I am also pleased to announce that historian Hilary Green has agreed to be my inaugural guest for a new series of video interviews. Hilary is one of the leading scholars of Civil War memory and is currently completing what promises to be a groundbreaking book on how African Americans have remembered and commemorated the Civil War era. This content will be available exclusively to paid members. You are not going to want to miss it.
Want to upgrade? Click the link below and gain access to all this site’s content.
A good friend shared this fascinating essay by historian Ty Seidule, which I believe is the subject of his next book. In 1971 Black cadets at West Point staged a successful protest against plans to erect and dedicate a Confederate monument on their campus. The proposal was initiated by President Richard Nixon, who hoped to use the dedication to strengthen his support with white Southerners and counter George Wallace’s growing popularity. This is well worth reading. [The essay begins on p. 55.]
The Atlanta History Center will soon debut a new film and website on the history of the Confederate monument at Stone Mountain. It’s incredibly encouraging to see this museum taking the lead on highlighting this complex and controversial history for the benefit of local residents and the broader public.
The Washington Post recently featured this excellent profile piece about Devon Henry, the African-American contractor who accepted the job of removing Richmond's Confederate monuments.

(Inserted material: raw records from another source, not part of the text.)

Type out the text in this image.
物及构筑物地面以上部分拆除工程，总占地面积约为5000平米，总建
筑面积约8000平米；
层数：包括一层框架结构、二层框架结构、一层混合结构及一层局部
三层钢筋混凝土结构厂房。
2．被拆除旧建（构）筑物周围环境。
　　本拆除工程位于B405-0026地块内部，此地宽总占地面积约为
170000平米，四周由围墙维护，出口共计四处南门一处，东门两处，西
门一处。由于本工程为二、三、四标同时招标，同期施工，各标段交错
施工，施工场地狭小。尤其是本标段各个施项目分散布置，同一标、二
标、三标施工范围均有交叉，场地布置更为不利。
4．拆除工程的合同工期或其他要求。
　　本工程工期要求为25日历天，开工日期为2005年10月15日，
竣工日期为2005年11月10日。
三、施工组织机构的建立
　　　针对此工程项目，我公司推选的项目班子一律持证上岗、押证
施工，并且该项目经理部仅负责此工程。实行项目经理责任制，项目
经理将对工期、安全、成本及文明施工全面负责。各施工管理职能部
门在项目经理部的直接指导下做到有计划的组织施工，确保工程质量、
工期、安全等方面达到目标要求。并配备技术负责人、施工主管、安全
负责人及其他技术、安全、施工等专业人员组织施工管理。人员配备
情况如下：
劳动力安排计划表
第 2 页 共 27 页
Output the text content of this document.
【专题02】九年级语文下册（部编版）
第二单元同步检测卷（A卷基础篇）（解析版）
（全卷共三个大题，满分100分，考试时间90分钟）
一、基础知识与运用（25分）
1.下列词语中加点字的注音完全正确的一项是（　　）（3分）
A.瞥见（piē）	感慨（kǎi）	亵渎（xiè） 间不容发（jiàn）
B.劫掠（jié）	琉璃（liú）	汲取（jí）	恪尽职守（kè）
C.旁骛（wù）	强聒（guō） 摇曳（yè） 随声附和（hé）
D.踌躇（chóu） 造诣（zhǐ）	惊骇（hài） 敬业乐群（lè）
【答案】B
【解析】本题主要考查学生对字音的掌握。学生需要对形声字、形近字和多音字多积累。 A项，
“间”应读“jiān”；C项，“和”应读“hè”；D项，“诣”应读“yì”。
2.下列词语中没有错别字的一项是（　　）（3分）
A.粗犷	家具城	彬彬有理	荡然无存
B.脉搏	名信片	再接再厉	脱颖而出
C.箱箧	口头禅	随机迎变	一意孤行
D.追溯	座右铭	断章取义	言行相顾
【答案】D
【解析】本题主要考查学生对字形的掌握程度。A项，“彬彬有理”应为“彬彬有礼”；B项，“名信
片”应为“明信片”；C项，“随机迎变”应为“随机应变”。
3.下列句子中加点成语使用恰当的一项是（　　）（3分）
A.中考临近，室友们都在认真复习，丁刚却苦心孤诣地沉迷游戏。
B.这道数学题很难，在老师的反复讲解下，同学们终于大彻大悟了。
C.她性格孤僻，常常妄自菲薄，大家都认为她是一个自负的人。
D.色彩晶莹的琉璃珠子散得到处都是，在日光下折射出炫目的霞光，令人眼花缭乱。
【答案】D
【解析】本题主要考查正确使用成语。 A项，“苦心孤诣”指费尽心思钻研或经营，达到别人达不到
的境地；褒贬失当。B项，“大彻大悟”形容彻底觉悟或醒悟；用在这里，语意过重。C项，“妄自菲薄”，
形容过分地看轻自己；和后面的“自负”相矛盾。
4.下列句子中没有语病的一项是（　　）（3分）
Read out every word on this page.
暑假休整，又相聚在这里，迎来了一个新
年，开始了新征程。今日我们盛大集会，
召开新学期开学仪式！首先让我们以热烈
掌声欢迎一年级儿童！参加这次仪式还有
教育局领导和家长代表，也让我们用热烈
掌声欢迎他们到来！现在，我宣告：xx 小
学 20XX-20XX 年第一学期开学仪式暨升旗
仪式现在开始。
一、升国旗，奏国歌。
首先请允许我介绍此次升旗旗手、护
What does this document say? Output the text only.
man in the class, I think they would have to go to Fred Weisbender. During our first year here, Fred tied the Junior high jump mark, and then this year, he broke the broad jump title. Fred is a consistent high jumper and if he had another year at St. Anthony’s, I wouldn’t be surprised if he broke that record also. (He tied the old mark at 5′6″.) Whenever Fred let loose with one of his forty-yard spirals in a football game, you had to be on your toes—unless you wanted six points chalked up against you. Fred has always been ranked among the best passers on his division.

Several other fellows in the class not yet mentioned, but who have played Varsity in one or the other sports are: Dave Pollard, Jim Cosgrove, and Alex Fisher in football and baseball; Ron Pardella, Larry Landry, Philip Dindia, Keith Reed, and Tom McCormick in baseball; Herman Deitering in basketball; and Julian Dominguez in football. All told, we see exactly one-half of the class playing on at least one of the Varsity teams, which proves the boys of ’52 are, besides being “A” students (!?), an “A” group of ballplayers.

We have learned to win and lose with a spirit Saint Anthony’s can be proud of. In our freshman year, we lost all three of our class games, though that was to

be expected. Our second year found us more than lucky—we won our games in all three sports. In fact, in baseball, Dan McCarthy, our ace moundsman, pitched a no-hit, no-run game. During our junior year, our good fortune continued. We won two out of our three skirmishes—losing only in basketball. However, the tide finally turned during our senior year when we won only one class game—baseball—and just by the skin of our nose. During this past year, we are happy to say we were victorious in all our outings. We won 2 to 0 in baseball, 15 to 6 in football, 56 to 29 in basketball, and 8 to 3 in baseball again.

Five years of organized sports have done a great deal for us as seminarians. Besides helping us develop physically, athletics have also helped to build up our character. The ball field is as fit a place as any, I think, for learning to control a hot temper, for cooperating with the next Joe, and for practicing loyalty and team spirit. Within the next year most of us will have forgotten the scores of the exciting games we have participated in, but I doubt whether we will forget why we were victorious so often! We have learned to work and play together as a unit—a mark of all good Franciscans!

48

A sculptor has been selected for the new Barbara Johns statue, which will represent Virginia in the United States Capitol and serve as a replacement for a recently removed statue of Robert E. Lee.
Video
Yesterday Republican representative Scott Perry invoked Frederick Douglass in his nomination of Byron Donald as Speaker of the House. It’s a bizarre reference given that Douglass likely would have nothing to do with today’s Republican Party, but it also serves as a reminder that politics has always been wrapped up in Civil War memory.
Here is a recent lecture by historian Gary Gallagher on the Shenandoah Valley Campaign of 1864 that took place at the Virginia Museum of History and Culture.
Historian Terry Alford recently spoke at Mississippi State University on Lincoln and the Civil War.
I highly recommend his most recent book, In the Houses of Their Dead: The Lincoln, The Booths, and The Spirits.
New to the Civil War Memory Library
Kevin M. Kruse and Julian E. Zelizer eds, Myth America: Historians Take on the Biggest Legends and Lies About Our Past (Basic Books, 2023).
Adam D. Mendelsohn, Jewish Soldiers in the Civil War: The Union Army (New York University Press, 2022).
Ethan S. Rafuse, From the Mountains to the Bay: The War in Virginia, January—May 1862 (University Press of Kansas, 2022).
Otis
Sort of how I feel today.
I, too, am Otis, ready to settle in for a long winter nap.